Did you ever thought of using the lenguage variable you get from the browser ? I just don't understand why would the site administrator decide for me in which language I want to see the hatta parts of the website.
– Ben
Yes, I took part in a number of experimental multilingual wikis and came to a conclusion that, although it's very cool to play with, it's not very useful. In the end I decided against it, as it poses a number of troubles (all of which can be solved, I am sure, with some work) and little benefit:
- The application is more complicated, having to switch languages on per-request basis.
- HTTP caching – one thing that I really paid attention to in Hatta – becomes impossible or hard.
- It's harder to explain how to do things when every user sees something else. Users can't help each other.
- The style designers are forced to make their styles look well in any language – not just the one of the website they are making the style for. If you compare Japanese and German, then the difference in word length is huge.
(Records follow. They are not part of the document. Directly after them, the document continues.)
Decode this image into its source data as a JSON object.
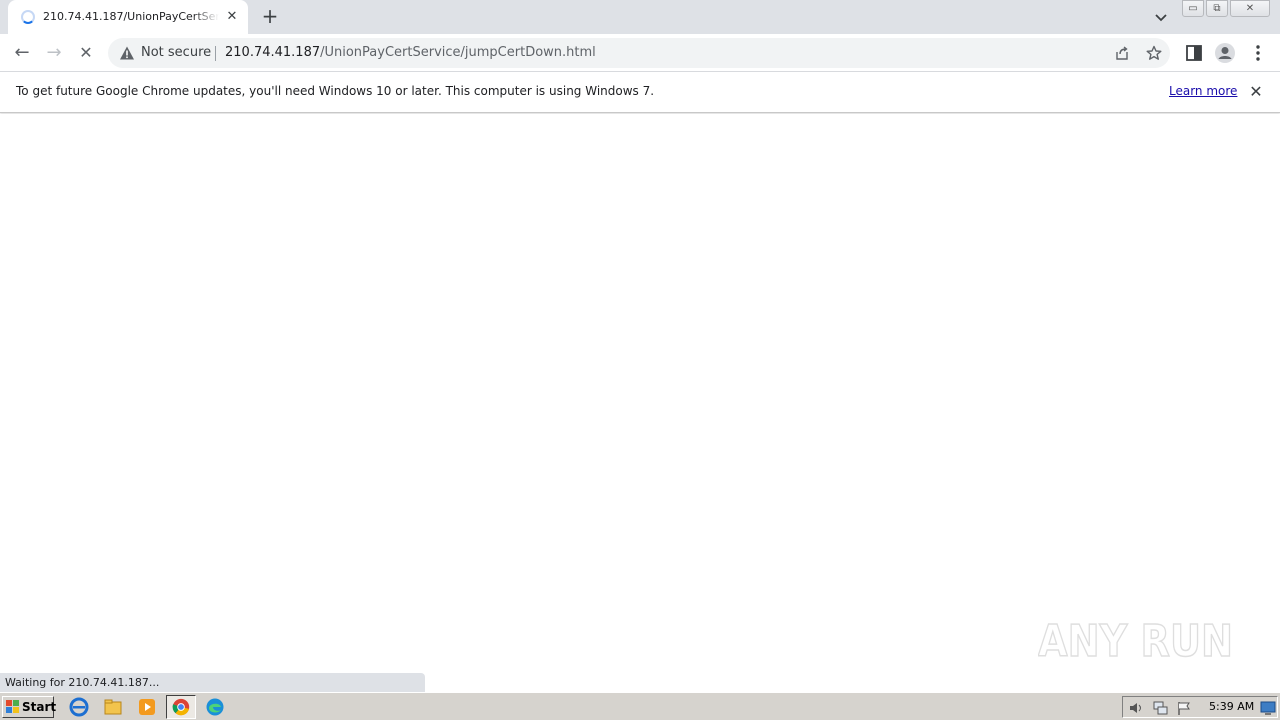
{
  "browser": {
    "tab": {
      "title": "210.74.41.187/UnionPayCertService/jumpCertDown.html",
      "close_glyph": "✕"
    },
    "new_tab_glyph": "+",
    "window_controls": {
      "minimize": "▭",
      "restore": "⧉",
      "close": "✕"
    },
    "nav": {
      "back_glyph": "←",
      "forward_glyph": "→",
      "stop_glyph": "✕"
    },
    "omnibox": {
      "security_label": "Not secure",
      "url_host": "210.74.41.187",
      "url_path": "/UnionPayCertService/jumpCertDown.html"
    }
  },
  "infobar": {
    "message": "To get future Google Chrome updates, you'll need Windows 10 or later. This computer is using Windows 7.",
    "link_label": "Learn more",
    "close_glyph": "✕"
  },
  "status": {
    "text": "Waiting for 210.74.41.187..."
  },
  "watermark": {
    "text": "ANY RUN"
  },
  "taskbar": {
    "start_label": "Start",
    "clock": "5:39 AM",
    "quick_launch": [
      "internet-explorer-icon",
      "file-explorer-icon",
      "media-player-icon",
      "chrome-icon",
      "edge-icon"
    ]
  },
  "colors": {
    "accent": "#1a73e8",
    "link": "#1a0dab",
    "tabstrip": "#dee1e6"
  }
}
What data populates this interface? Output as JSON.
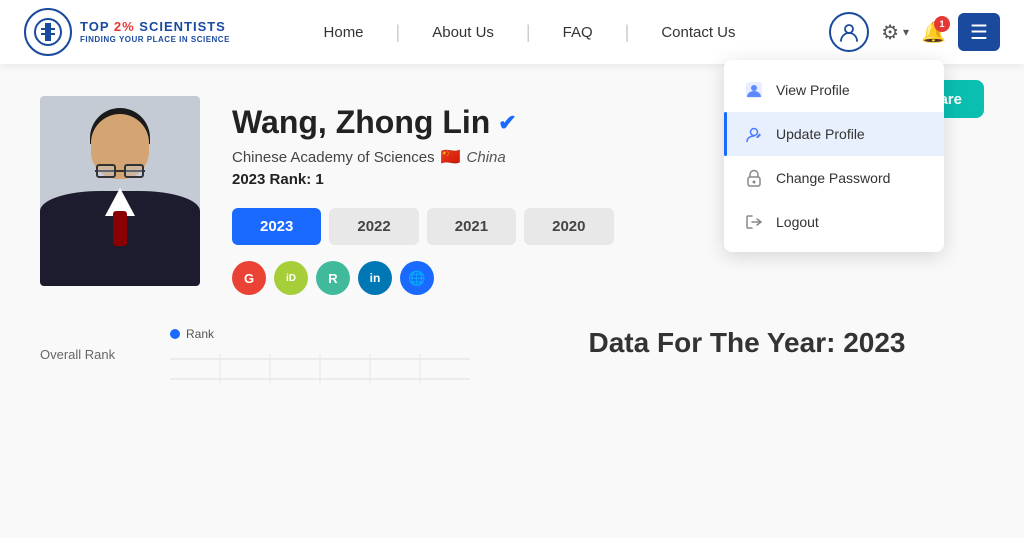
{
  "header": {
    "logo": {
      "title_part1": "TOP ",
      "title_part2": "2%",
      "title_part3": " SCIENTISTS",
      "subtitle": "FINDING YOUR PLACE IN SCIENCE"
    },
    "nav": [
      {
        "label": "Home",
        "id": "home"
      },
      {
        "label": "About Us",
        "id": "about"
      },
      {
        "label": "FAQ",
        "id": "faq"
      },
      {
        "label": "Contact Us",
        "id": "contact"
      }
    ],
    "notification_count": "1"
  },
  "dropdown": {
    "items": [
      {
        "id": "view-profile",
        "label": "View Profile",
        "icon": "person-icon"
      },
      {
        "id": "update-profile",
        "label": "Update Profile",
        "icon": "edit-person-icon"
      },
      {
        "id": "change-password",
        "label": "Change Password",
        "icon": "lock-icon"
      },
      {
        "id": "logout",
        "label": "Logout",
        "icon": "logout-icon"
      }
    ]
  },
  "share_button": {
    "label": "Share"
  },
  "profile": {
    "name": "Wang, Zhong Lin",
    "institution": "Chinese Academy of Sciences",
    "country": "China",
    "year_rank_label": "2023 Rank:",
    "rank_value": "1",
    "year_tabs": [
      {
        "label": "2023",
        "active": true
      },
      {
        "label": "2022",
        "active": false
      },
      {
        "label": "2021",
        "active": false
      },
      {
        "label": "2020",
        "active": false
      }
    ],
    "social_links": [
      {
        "id": "google-scholar",
        "letter": "G",
        "color": "#ea4335"
      },
      {
        "id": "orcid",
        "letter": "iD",
        "color": "#a6ce39"
      },
      {
        "id": "researchgate",
        "letter": "R",
        "color": "#40ba9b"
      },
      {
        "id": "linkedin",
        "letter": "in",
        "color": "#0077b5"
      },
      {
        "id": "website",
        "letter": "🌐",
        "color": "#1a6aff"
      }
    ]
  },
  "bottom": {
    "overall_rank_label": "Overall Rank",
    "chart_legend_label": "Rank",
    "data_title": "Data For The Year: 2023"
  }
}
- The content is usually one language anyways. A wiki is mostly the people, and to form a community they need to communicate (as the name implies), so it won't work if they use different languages.
- For things like translating the pages, having two instances of Hatta in two different languages is massively more convenient – because you can then do
hg pull
from one of them to the other, and then merge and translate the updates! - The tokenizer for search indexer used to work differently for different languages (in Japanese it's slightly harder to separate words).
- I personally think that having some parts of the website in one language, and others in another is ugly.